Hell, we’ve even LOST ground in some crucial ways. See “Why Have So Many States Banned Abortions?” Ten states in the U.S. have a de facto abortion ban, and the movement to make it nationwide is gaining steam every day.

But if you establish your own culture, you can set sexual health and reproductive choice into it as core values, right from Day One. Every Beta kid would know how his/her body worked, learning not only HOW not to have babies at the age of 15, but WHY. And would have the physical tools to ensure successful application of the knowledge.

Beta is the product of a solidly non-religious mindset. Another mental picture I’ve had in my conceptual work is that of a stepped pyramid. Feminism, environmentalism, etc., would occupy higher levels of the pyramid, but the foundation of the thing, the several massive levels at its base, would be atheism — the uncompromising  rejection of religious, mystical or superstitious mindsets.

The need Beta Culture fills, as I see it, is to provide a place, for the first time ever in history, for uncompromising rational thinkers. A place for them to start fresh and build something new, based on rational thought, rather than to inherit this societal fixer-upper we’re otherwise going to get, with the active termite-infestation of religion and the powdery dry rot of irrational thinking all through it.

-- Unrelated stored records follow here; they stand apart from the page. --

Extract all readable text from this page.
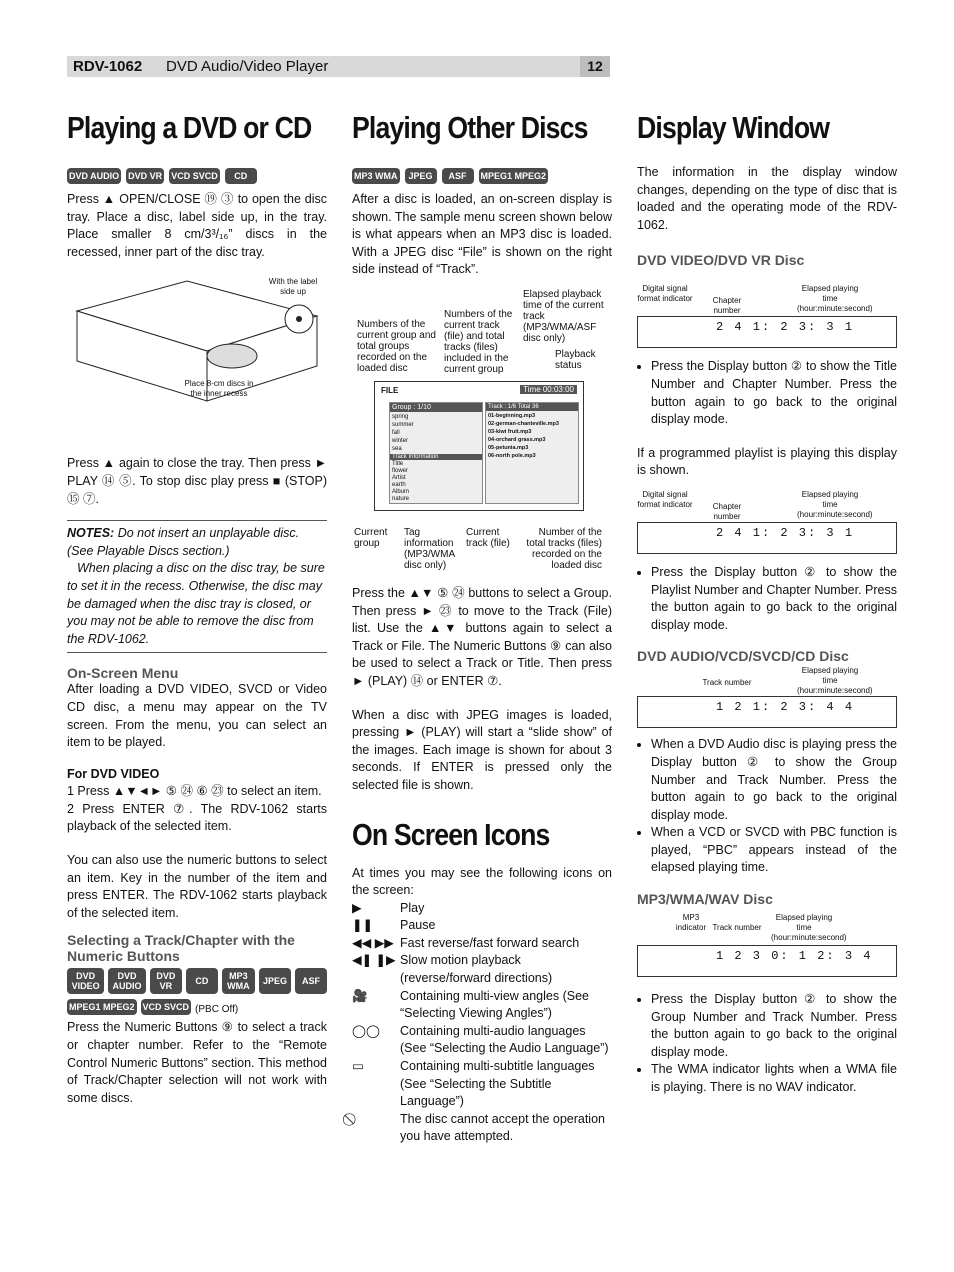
RDV-1062 DVD Audio/Video Player	12
Playing a DVD or CD
DVD AUDIO DVD VR VCD SVCD	CD

Press ▲ OPEN/CLOSE ⑲ ③ to open the disc tray. Place a disc, label side up, in the tray. Place smaller 8 cm/3³/₁₆” discs in the recessed, inner part of the disc tray.

With the label side up
Place 8-cm discs in the inner recess

Press ▲ again to close the tray. Then press ► PLAY ⑭ ⑤. To stop disc play press ■ (STOP) ⑮ ⑦.

NOTES: Do not insert an unplayable disc. (See Playable Discs section.)

When placing a disc on the disc tray, be sure to set it in the recess. Otherwise, the disc may be damaged when the disc tray is closed, or you may not be able to remove the disc from the RDV-1062.

On-Screen Menu

After loading a DVD VIDEO, SVCD or Video CD disc, a menu may appear on the TV screen. From the menu, you can select an item to be played.

For DVD VIDEO

1 Press ▲▼◄► ⑤ ㉔ ⑥ ㉓ to select an item.

2 Press ENTER ⑦. The RDV-1062 starts playback of the selected item.

You can also use the numeric buttons to select an item. Key in the number of the item and press ENTER. The RDV-1062 starts playback of the selected item.

Selecting a Track/Chapter with the Numeric Buttons
DVD VIDEO
DVD AUDIO
DVD VR	CD	MP3 WMA	JPEG	ASF
MPEG1 MPEG2 VCD SVCD (PBC Off)

Press the Numeric Buttons ⑨ to select a track or chapter number. Refer to the “Remote Control Numeric Buttons” section. This method of Track/Chapter selection will not work with some discs.

Playing Other Discs
MP3 WMA	JPEG	ASF	MPEG1 MPEG2

After a disc is loaded, an on-screen display is shown. The sample menu screen shown below is what appears when an MP3 disc is loaded. With a JPEG disc “File” is shown on the right side instead of “Track”.

Numbers of the current group and total groups recorded on the loaded disc
Numbers of the current track (file) and total tracks (files) included in the current group
Elapsed playback time of the current track (MP3/WMA/ASF disc only)
Playback status
FILE	Time 00:03:00
Group : 1/10
spring
summer
fall
winter
sea
Track Information
Title
flower
Artist
earth
Album
nature
Track : 1/6 Total 36
01-beginning.mp3
02-german-chanteville.mp3
03-kiwi fruit.mp3
04-orchard grass.mp3
05-petunia.mp3
06-north pole.mp3
Current group
Tag information (MP3/WMA disc only)
Current track (file)
Number of the total tracks (files) recorded on the loaded disc

Press the ▲▼ ⑤ ㉔ buttons to select a Group. Then press ► ㉓ to move to the Track (File) list. Use the ▲▼ buttons again to select a Track or File. The Numeric Buttons ⑨ can also be used to select a Track or Title. Then press ► (PLAY) ⑭ or ENTER ⑦.

When a disc with JPEG images is loaded, pressing ► (PLAY) will start a “slide show” of the images. Each image is shown for about 3 seconds. If ENTER is pressed only the selected file is shown.

On Screen Icons

At times you may see the following icons on the screen:

▶	Play
❚❚	Pause
◀◀ ▶▶	Fast reverse/fast forward search
◀❚ ❚▶	Slow motion playback (reverse/forward directions)
🎥	Containing multi-view angles (See “Selecting Viewing Angles”)
◯◯	Containing multi-audio languages (See “Selecting the Audio Language”)
▭	Containing multi-subtitle languages (See “Selecting the Subtitle Language”)
	The disc cannot accept the operation you have attempted.
Display Window

The information in the display window changes, depending on the type of disc that is loaded and the operating mode of the RDV-1062.

DVD VIDEO/DVD VR Disc
Digital signal format indicator	Chapter number
Elapsed playing time (hour:minute:second)
2 4 1: 2 3: 3 1
• Press the Display button ② to show the Title Number and Chapter Number. Press the button again to go back to the original display mode.

If a programmed playlist is playing this display is shown.

Digital signal format indicator	Chapter number
Elapsed playing time (hour:minute:second)
2 4 1: 2 3: 3 1
• Press the Display button ② to show the Playlist Number and Chapter Number. Press the button again to go back to the original display mode.
DVD AUDIO/VCD/SVCD/CD Disc
Track number
Elapsed playing time (hour:minute:second)
1 2 1: 2 3: 4 4
• When a DVD Audio disc is playing press the Display button ② to show the Group Number and Track Number. Press the button again to go back to the original display mode.
• When a VCD or SVCD with PBC function is played, “PBC” appears instead of the elapsed playing time.
MP3/WMA/WAV Disc
MP3 indicator Track number
Elapsed playing time (hour:minute:second)
1 2 3 0: 1 2: 3 4
• Press the Display button ② to show the Group Number and Track Number. Press the button again to go back to the original display mode.
• The WMA indicator lights when a WMA file is playing. There is no WAV indicator.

You and I may feel good about being individual atheists, but everything around us, including our language, social systems, entertainment, so much, much more, is tainted by thousands of years of religion. Yes, we have to live in this world, but nothing says we can’t establish a unique social enclave of our own, choosing our own path, creating unique new solutions to social problems rather than adopting existing ones and trying to make ourselves fit them.